Monday Cup Of Links #13 - Ancient chewing gum, tomato bushes, and the RWA
New Year New Me edition
Happy New Year, Again!
I’m back in the groove after the holidays, finishing my novel. My goals this year are to have San Francisco Serial done, and have a couple of drafts of India House done as well. I’m delving deeper into history now, and it seems like the world is full of free resources to study and understand how we used to live.
Onto our links!
They found prehistoric chewing gum in Denmark, and it had some DNA belonging to the girl who chewed it (and presumably stuck it under her school desk). Based on the DNA and other bits of food and germs in it, they found that she’s a dark-skinned, dark-haired, blue-eyed girl, who had mono. She had eaten duck and hazelnuts before chewing the birch pitch gum.

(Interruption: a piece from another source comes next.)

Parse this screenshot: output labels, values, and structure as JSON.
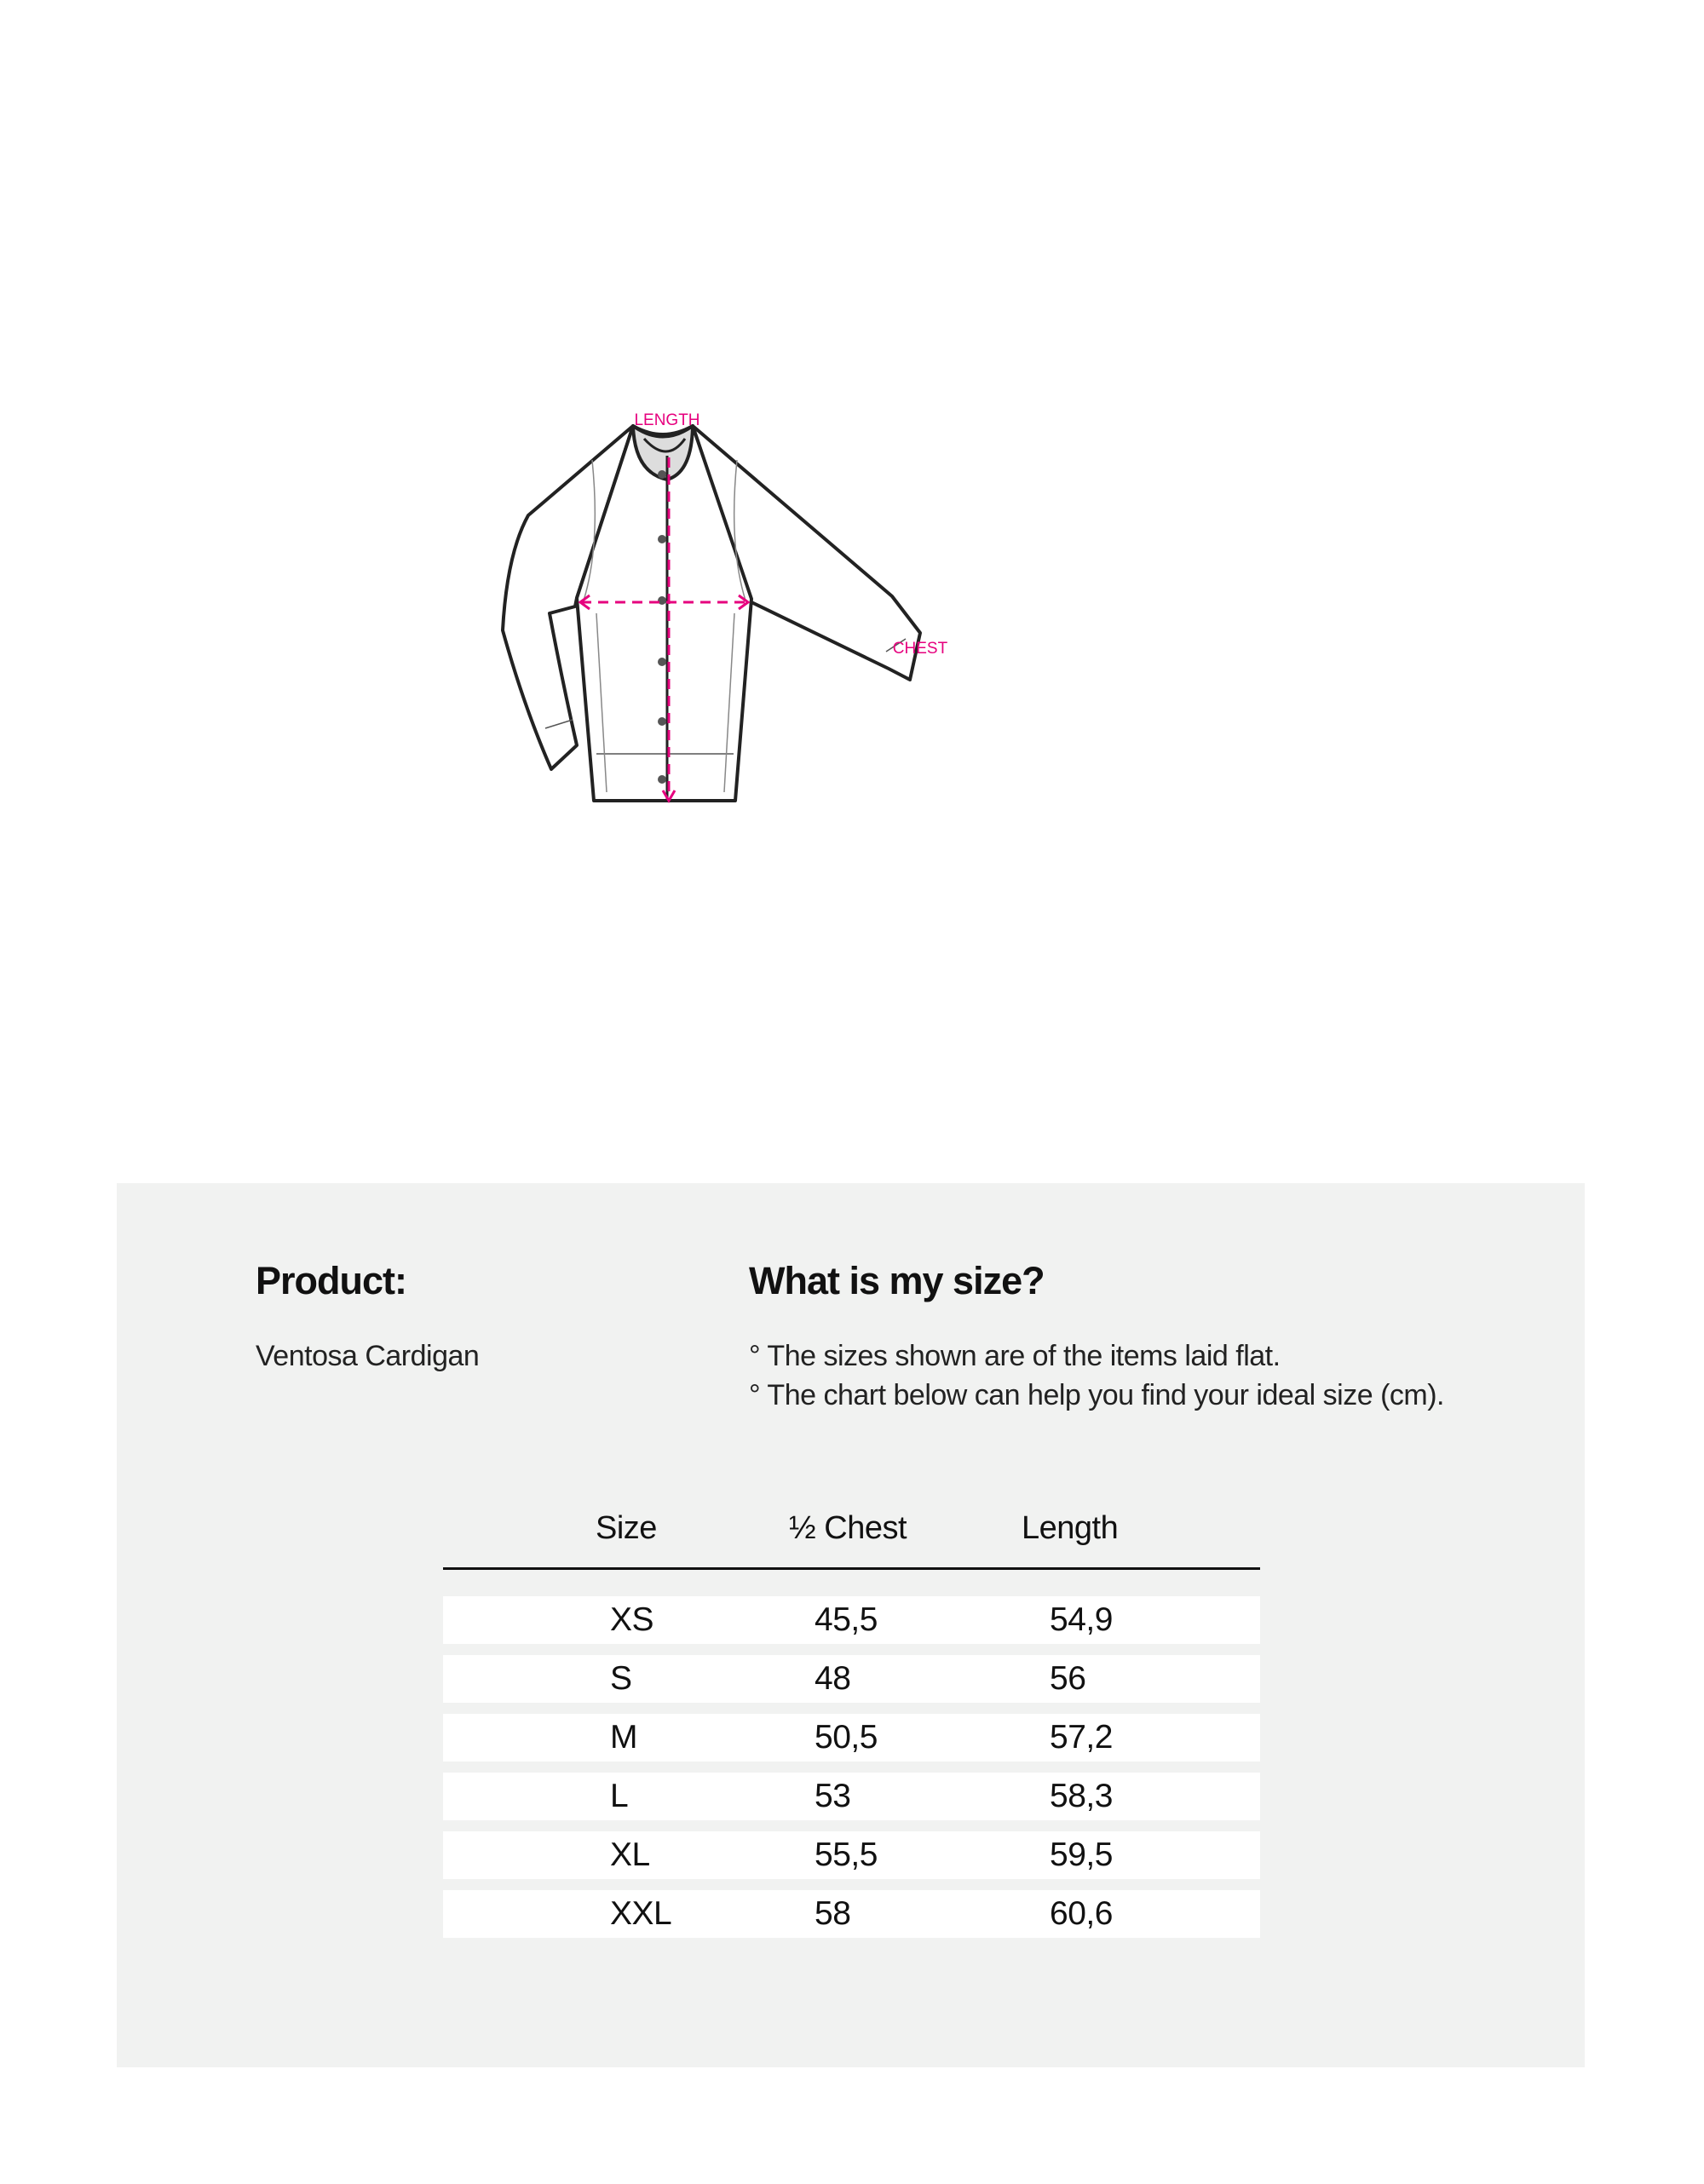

They bioengineered tomato bushes! Tomatoes grow as creepers, and if you’re not careful, they fill your entire garden and climb onto all the things. But researchers have edited the genes that controlled stem length, and now tomatoes can grow like a rose bouquet, except with tomatoes! I can’t wait for them to become commercially viable; I’d plant those everywhere.
Indians went to Australia 4000 years ago! Genetic evidence shows that native Australians have a gene found mainly in South Indian men. Further, they found that the method of preparing the cycad nut changed in Australia around this time - it used to be detoxified by soaking in water, and they began roasting it instead, which is how it’s detoxified in India. I know globalization didn’t begin with Christopher Columbus, but things like this always astound me.
ICYMI: Help me write strong, empowered immigrant characters!
If you haven’t yet caught up on the dramatic events that is upending the Romance Writers of America (RWA), here you go: a summary of events, and a Guardian article on one of the more dramatic twists in the story.
GIF of the week: Did you know an armadillo’s armor is not tickle-proof?